Monday, May 9, 2011

Southern Style: Game 12 in Savannah

There’s no question that Southerners love baseball and SEC football. While Georgians certainly love their Dawgs and long for autumn Saturday triumphs at home between the hedges, they are also perhaps the most passionate Southerners in their devotion to baseball.  They relish the epic brilliance of Ty Cobb, whose nickname embraced the state’s identity: The Georgia Peach.  And for much of the 90s, they celebrated the success of the Atlanta Braves, who, because of the promotional effectiveness of TBS sports, became known as “America’s Team”   
Savannah's boulevard to the ballpark.
Given the character of Southern hospitality, it should have come as little surprise that, as I entered Georgia driving north on I-95, I was greeted by official state signs welcoming travelers to Georgia.  What did surprise me was one of the particular signs among the greetings.   It identifies Georgia as “The Home of the 1995 World Series Champions.”  Their victory was a decade and a half ago!  Then Clinton was in his first term, gasoline prices were about $2.00 a gallon nearby, and Hootie and the Blowfish were a hot new group.  Still, Georgia spotlights that passing moment of baseball supremacy.

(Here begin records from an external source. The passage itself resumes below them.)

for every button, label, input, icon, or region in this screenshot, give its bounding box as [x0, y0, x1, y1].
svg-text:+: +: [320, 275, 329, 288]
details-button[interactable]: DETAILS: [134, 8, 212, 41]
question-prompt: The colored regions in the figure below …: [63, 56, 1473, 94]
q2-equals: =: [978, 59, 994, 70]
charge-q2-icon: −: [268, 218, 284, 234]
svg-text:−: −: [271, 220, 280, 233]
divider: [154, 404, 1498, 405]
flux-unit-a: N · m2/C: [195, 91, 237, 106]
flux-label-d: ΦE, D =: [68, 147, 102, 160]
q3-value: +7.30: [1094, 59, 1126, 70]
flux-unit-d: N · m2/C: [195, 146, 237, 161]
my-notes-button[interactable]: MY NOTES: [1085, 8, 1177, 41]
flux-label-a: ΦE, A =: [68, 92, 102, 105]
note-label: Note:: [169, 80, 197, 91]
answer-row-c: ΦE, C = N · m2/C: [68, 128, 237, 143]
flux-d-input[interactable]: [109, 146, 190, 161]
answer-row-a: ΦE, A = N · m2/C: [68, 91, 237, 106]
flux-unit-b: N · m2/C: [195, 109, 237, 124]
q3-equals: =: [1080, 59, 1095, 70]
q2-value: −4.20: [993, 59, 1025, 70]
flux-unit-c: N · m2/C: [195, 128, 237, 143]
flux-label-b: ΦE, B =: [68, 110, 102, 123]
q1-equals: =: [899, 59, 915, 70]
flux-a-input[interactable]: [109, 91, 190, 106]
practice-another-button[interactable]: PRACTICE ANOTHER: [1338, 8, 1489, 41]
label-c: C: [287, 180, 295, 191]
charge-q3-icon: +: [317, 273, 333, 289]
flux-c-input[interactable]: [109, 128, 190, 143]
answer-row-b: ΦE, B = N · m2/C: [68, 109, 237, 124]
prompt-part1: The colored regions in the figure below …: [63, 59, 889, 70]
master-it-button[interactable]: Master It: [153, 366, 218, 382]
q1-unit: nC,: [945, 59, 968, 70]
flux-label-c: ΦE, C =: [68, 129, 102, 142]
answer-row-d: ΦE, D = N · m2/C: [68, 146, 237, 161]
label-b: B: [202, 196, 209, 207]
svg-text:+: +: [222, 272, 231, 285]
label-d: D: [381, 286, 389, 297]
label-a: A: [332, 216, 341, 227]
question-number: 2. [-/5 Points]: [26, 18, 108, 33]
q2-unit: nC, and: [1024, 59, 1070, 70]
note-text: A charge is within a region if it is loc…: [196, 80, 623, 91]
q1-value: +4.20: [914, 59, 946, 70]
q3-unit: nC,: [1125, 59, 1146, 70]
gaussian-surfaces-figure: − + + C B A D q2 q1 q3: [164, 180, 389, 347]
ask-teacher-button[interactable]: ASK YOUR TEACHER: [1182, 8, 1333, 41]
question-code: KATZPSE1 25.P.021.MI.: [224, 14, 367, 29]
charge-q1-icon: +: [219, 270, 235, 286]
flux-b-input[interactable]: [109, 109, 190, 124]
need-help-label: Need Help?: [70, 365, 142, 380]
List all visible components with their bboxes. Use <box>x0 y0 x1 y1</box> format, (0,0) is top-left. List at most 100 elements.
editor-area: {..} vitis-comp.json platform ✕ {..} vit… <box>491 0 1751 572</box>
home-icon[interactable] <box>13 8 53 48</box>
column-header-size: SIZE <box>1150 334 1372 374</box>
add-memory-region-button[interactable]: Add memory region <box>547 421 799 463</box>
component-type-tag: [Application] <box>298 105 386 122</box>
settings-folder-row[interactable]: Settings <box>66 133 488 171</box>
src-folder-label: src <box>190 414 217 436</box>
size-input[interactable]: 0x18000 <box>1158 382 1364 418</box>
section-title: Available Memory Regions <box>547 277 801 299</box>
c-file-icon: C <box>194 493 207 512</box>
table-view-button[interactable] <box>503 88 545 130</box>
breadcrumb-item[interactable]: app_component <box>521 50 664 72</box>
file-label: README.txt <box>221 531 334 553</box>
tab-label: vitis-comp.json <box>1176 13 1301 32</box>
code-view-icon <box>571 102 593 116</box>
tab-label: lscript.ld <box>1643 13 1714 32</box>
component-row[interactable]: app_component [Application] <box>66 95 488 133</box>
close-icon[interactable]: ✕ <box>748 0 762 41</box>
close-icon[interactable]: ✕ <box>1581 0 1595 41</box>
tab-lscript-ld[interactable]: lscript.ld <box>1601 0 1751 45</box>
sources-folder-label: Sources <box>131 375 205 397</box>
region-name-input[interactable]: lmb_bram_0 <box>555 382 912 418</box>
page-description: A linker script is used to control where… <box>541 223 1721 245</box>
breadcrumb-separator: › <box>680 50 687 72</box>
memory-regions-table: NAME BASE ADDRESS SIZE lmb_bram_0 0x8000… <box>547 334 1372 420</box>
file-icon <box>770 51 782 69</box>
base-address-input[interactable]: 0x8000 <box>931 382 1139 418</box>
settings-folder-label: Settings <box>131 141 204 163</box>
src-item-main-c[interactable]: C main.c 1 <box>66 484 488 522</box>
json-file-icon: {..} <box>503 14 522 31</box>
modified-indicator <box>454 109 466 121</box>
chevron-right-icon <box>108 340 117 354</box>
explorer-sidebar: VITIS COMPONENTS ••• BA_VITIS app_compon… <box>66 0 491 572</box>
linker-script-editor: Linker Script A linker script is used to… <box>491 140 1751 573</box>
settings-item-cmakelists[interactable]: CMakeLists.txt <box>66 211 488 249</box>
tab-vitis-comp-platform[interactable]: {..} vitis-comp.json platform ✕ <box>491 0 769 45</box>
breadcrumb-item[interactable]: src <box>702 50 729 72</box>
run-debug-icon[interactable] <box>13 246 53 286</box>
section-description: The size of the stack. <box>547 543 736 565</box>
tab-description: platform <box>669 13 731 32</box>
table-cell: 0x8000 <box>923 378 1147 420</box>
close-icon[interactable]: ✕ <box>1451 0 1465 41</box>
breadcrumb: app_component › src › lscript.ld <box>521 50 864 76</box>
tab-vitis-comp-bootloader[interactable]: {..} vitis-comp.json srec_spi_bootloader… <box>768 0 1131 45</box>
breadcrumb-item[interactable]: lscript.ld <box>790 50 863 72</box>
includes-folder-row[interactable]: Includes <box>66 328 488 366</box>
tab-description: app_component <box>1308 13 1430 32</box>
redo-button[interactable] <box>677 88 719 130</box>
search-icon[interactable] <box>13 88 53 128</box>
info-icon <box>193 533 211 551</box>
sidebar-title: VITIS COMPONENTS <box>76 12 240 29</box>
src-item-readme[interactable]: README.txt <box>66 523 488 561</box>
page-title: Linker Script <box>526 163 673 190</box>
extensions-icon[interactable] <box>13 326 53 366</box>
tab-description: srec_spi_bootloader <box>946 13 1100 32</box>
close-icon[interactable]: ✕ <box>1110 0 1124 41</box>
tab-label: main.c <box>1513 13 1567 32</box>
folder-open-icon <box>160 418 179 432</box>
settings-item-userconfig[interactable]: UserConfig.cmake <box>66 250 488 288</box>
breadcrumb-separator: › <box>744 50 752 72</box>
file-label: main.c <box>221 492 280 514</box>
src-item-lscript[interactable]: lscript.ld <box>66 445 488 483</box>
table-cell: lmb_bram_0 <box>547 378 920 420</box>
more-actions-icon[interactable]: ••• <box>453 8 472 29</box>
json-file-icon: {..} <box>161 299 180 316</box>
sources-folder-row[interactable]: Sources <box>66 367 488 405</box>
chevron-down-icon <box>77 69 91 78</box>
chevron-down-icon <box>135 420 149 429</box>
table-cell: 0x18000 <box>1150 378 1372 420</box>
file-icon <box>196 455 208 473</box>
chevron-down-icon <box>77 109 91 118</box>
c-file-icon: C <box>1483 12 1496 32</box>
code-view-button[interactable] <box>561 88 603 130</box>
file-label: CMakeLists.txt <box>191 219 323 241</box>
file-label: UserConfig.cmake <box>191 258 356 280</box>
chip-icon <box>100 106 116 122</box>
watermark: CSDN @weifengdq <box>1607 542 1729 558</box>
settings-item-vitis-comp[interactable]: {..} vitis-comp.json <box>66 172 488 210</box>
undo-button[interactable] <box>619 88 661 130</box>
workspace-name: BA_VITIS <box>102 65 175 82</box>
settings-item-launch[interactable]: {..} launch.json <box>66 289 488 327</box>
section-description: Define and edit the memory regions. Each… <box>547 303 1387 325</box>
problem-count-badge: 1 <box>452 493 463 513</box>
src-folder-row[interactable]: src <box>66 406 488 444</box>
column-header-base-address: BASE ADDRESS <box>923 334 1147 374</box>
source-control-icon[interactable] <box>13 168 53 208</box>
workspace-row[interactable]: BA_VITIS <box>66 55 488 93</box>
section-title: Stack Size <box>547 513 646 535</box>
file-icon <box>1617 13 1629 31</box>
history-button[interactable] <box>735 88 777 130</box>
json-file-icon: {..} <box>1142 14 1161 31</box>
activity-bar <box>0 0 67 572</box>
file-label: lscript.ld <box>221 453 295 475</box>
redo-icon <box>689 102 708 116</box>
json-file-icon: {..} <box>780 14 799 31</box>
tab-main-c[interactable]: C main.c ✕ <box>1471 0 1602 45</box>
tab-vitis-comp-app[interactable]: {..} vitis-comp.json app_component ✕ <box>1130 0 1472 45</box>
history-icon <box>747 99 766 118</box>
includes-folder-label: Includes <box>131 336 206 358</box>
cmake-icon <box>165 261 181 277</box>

On toward Savannah I drove, bemused by Georgia being a part of the Braves’ new world.  Often portrayed as a city with where hanging moss is thicker than the humidity, Savannah exudes Southern manners and heritage.  Yet the Sally League team that finds its home there doesn’t use either images of plantation life or Southern hospitality. Instead, it is aptly adopts the name Sand Gnats. 
Shortly before the game began, I watched the visiting players spray themselves with insect repellant.  While they bathed their necks and arms with the spray, I vividly recalled Joba Chamberlain’s frustration in the eighth inning in the Yankees’ playoff game in Cleveland in 2007 when midges attacked him on the mound, distracting his focus and allowing the Indians’ resurgence.  
While singing about “the twilight’s last gleaming” as dusk descended, two of the bugs darted toward my nose, and I flashed on a story of an operatic tenor who was pestered by a fly during a performance.   While he held a long high note with his mouth agape, the fly helicoptered toward him and hovered momentarily in front of his mouth, wings waving so fast that the pitch of his note changed.  I wondered if gnats could cause the same effect.   Thankfully, I didn’t find out.
Legends ordering legendary chicken and waffles.
Prior to the game, Ben Hill (whose blog “Ben’s Biz” about Minor League Baseball is regularly fascinating and fun) had alerted me to the Sand Gnats’ concessions, which feature the best new ballpark food as featured by NBC.  The item: chicken and waffles.  Since I can’t eat sugar, I had to forego tasting the treat.  But it didn’t escape two of the visiting Lexington Legends relief pitchers who left the locker room to order the fare when the concession stand opened.


The grandstands of historic Grayson Stadium, which opened in 1926 and which has felt the cleats of Hall of Famers Ruth, Mantle, and Aaron, are distinguished by the wooden bench seats behind home plate, by the fully screened seating area, and by the overhead fans that whirl as slowly as a Southern drawl. The field also provided a marking that I had never seen in any ballpark.  It is customary, of course, to have the distances marked on the fences along the foul lines, power alleys, and centerfield.  The Sand Gnats showed a sense of humor by posting the distance from home plate to the backstop by the visitor’s dugout— minus 51 feet!
The fans for fans behind home plate.
As I walked past the Lexington players following the anthem, a couple of them offered congratulations, and I responded that I’d see them again in the Bluegrass in late May.  Then when I took my seat, I greeted Carol Turner, sister of my brother-in-law Paul Turner, the Presiding Justice on California’s Appellate Court.  How’s that for making a Southern shirt-tail connection and trying to angle a good side with the law!

1 comment:

  1. I love the fans over the fans. I still think of that Joba incident whenever I hear the song, "There ain't no bugs on me".

    Travel safely and thank you for the lunch time update.